Supply: The muni market recorded $9 billion of new issue volume last week, up 20% from last week. YTD issuance of $236 billion was down 8% year-over-year (YoY), with tax-exempt issuance down 1% YoY and taxable issuance down 45% YoY. This week’s calendar is expected to drop to $4 billion ahead of the holiday weekend. Large transactions include $665 million Main Street Natural Gas and $259 million City of Jacksonville (appropriation) transactions.
This Week in Munis: State & Local Payrolls Improve YTD, Lag Post-Pandemic Recovery
Last week the U.S. Bureau of Labor Statistics announced a -306,000 downward revision to annual payrolls through March. Despite this downward revision, national nonfarm payrolls remain 2.6% higher than the pre-pandemic peak. While national nonfarm payrolls remain well above pre-pandemic highs, state and local payrolls continue to lag pre-pandemic levels by 1.3%. This gap has closed modestly this year, as state and local payrolls have been improving (1.6%) at a greater rate than national payrolls (1.2%)
Within public sector payrolls, state and local employment remain 1.5% and 1.1% below pre-pandemic highs, respectively. While local jobs have steadily improved from the depths of the pandemic to 14.5 million, state payrolls have been more volatile and started to pick up in earnest this year, increasing 2.9% YTD compared to 1.2% growth observed from the local level.
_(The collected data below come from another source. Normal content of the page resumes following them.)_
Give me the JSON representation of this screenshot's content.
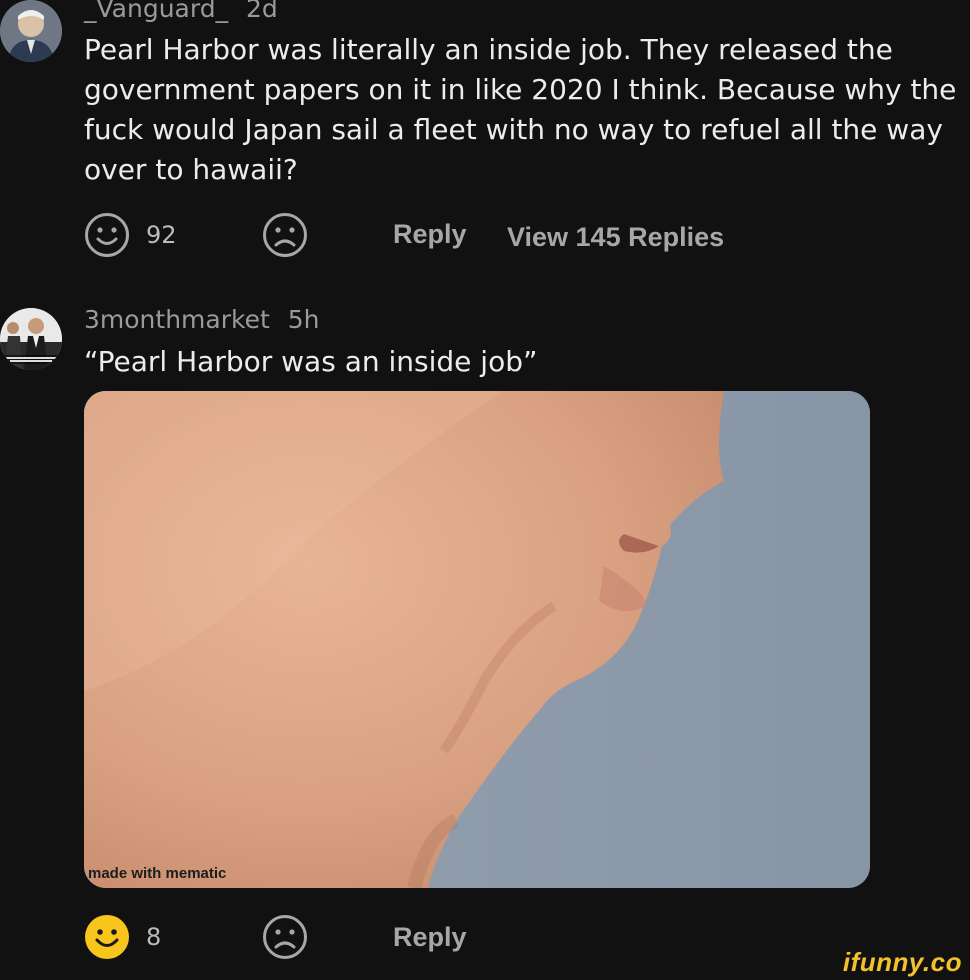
{
  "comments": [
    {
      "username": "_Vanguard_",
      "time": "2d",
      "text": "Pearl Harbor was literally an inside job. They released the government papers on it in like 2020 I think. Because why the fuck would Japan sail a fleet with no way to refuel all the way over to hawaii?",
      "smile_count": "92",
      "reply_label": "Reply",
      "view_replies_label": "View 145 Replies"
    },
    {
      "username": "3monthmarket",
      "time": "5h",
      "text": "“Pearl Harbor was an inside job”",
      "image_watermark": "made with mematic",
      "smile_count": "8",
      "reply_label": "Reply"
    }
  ],
  "icons": {
    "smile": "smile-icon",
    "frown": "frown-icon"
  },
  "colors": {
    "background": "#111112",
    "active_smile": "#f7c51c",
    "muted": "#a7a7a7"
  },
  "branding": {
    "site_logo": "ifunny.co"
  }
}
Evaluating state and local payrolls by employment type, non-education employment has nearly fully recovered from pandemic drawdowns to 9.3 million jobs, falling just 25,000 short (-0.3%) of pre-pandemic highs in July 2023. Meanwhile, the larger education payroll category reached 10.4 million in July, still 1.6% below pre-pandemic levels.
Western Asset attributes the lag in public sector payroll growth to overall labor supply challenges, as well as municipalities planning for potential revenue volatility. The demonstrated ability for state and local governments to operate at lower headcount levels while revenues peak is positive for municipal credit fundamentals, as the economy shows signs of cooling.